Em 3 meses, mais de mil profissionais desistiram do Mais Médicos

Em 3 meses, 1.052 médicos brasileiros selecionados para o Mais Médicos desistiram de seus cargos. O número equivale a 15% das vagas disponibilizadas pelo governo federal. As informações são do jornal Folha de S.Paulo.

O objetivo do programa é aumentar a oferta de médicos no interior do Brasil. Os profissionais selecionados atuam em unidades básicas de saúde de pequenos municípios e comunidades indígenas.
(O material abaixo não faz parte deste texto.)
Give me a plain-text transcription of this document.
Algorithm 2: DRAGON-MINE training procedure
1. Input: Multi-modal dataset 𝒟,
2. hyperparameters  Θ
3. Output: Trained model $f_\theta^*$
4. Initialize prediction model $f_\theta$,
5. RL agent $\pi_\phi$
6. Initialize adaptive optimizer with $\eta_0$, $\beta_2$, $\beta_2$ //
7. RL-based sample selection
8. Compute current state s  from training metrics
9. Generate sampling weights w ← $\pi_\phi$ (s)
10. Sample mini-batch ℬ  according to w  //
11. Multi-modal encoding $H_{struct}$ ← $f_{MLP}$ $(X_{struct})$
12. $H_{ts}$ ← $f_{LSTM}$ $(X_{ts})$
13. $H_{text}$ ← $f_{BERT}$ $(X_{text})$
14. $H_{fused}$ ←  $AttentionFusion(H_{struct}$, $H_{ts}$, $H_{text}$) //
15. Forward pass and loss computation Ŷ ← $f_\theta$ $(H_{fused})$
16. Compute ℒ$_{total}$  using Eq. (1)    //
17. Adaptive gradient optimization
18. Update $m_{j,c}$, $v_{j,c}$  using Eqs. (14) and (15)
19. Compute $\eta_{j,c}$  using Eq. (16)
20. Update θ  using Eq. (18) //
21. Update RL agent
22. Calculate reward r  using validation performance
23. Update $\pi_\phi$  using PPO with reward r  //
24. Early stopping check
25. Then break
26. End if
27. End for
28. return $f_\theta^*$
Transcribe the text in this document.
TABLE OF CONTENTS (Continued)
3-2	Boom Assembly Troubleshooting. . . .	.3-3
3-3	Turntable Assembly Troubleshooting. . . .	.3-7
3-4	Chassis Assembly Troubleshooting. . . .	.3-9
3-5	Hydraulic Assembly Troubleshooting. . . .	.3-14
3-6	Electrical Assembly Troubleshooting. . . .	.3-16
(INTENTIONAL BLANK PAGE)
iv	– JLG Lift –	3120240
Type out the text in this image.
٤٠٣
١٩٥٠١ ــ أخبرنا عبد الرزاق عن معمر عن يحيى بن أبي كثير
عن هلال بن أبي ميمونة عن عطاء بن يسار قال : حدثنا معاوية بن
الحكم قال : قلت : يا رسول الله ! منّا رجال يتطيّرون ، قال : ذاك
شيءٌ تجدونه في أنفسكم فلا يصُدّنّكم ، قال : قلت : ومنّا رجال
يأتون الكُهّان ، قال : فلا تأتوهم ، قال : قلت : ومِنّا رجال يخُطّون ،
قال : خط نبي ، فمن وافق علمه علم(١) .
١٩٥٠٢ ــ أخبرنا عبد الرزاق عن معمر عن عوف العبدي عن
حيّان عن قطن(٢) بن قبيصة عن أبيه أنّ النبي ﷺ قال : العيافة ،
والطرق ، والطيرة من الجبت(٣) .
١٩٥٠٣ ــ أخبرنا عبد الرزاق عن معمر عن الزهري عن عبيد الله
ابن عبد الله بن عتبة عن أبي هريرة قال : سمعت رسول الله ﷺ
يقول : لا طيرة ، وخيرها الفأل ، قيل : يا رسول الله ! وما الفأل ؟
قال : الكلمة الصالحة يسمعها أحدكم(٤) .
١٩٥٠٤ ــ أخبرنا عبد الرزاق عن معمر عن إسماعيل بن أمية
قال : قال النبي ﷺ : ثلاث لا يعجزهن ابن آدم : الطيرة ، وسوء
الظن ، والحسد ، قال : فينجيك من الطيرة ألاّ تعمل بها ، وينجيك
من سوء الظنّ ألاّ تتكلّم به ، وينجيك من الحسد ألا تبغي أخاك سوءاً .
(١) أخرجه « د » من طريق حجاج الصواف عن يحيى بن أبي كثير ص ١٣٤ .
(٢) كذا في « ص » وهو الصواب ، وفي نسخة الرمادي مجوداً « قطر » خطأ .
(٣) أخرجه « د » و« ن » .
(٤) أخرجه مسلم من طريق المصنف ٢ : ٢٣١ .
De acordo com a Folha de S. Paulo, 7.120 brasileiros ingressaram na seleção aberta pelo governo. Além desses, o Ministério da Saúde previa que outros 1.397 médicos –brasileiros formados no exterior– começassem a trabalhar até o fim da última semana. O balanço dessas adesões ainda não foi divulgado.

Os profissionais que desistiram das vagas trabalharam entre uma semana e 3 meses. Os principais motivos relatados foram a necessidade de fazer residência, a busca por outras vagas e cursos de especialização.

Segundo o órgão, a saída do país foi decidida após declarações “ameaçadoras e depreciativas” feitas pelo presidente Jair Bolsonaro (PSL). Bolsonaro questionou por diversas vezes a capacidade dos profissionais cubanos e propôs que eles fossem reavaliados pelo governo brasileiro.

Depois da desistência, Bolsonaro afirmou que dará asilo aos cubanos que pedirem para permanecer no Brasil. “Nós temos que dar asilo às pessoas que queiram. Não podemos continuar ameaçando, como no governo passado. Quando eu for presidente, o cubano que quiser asilo aqui, vai ter“, disse.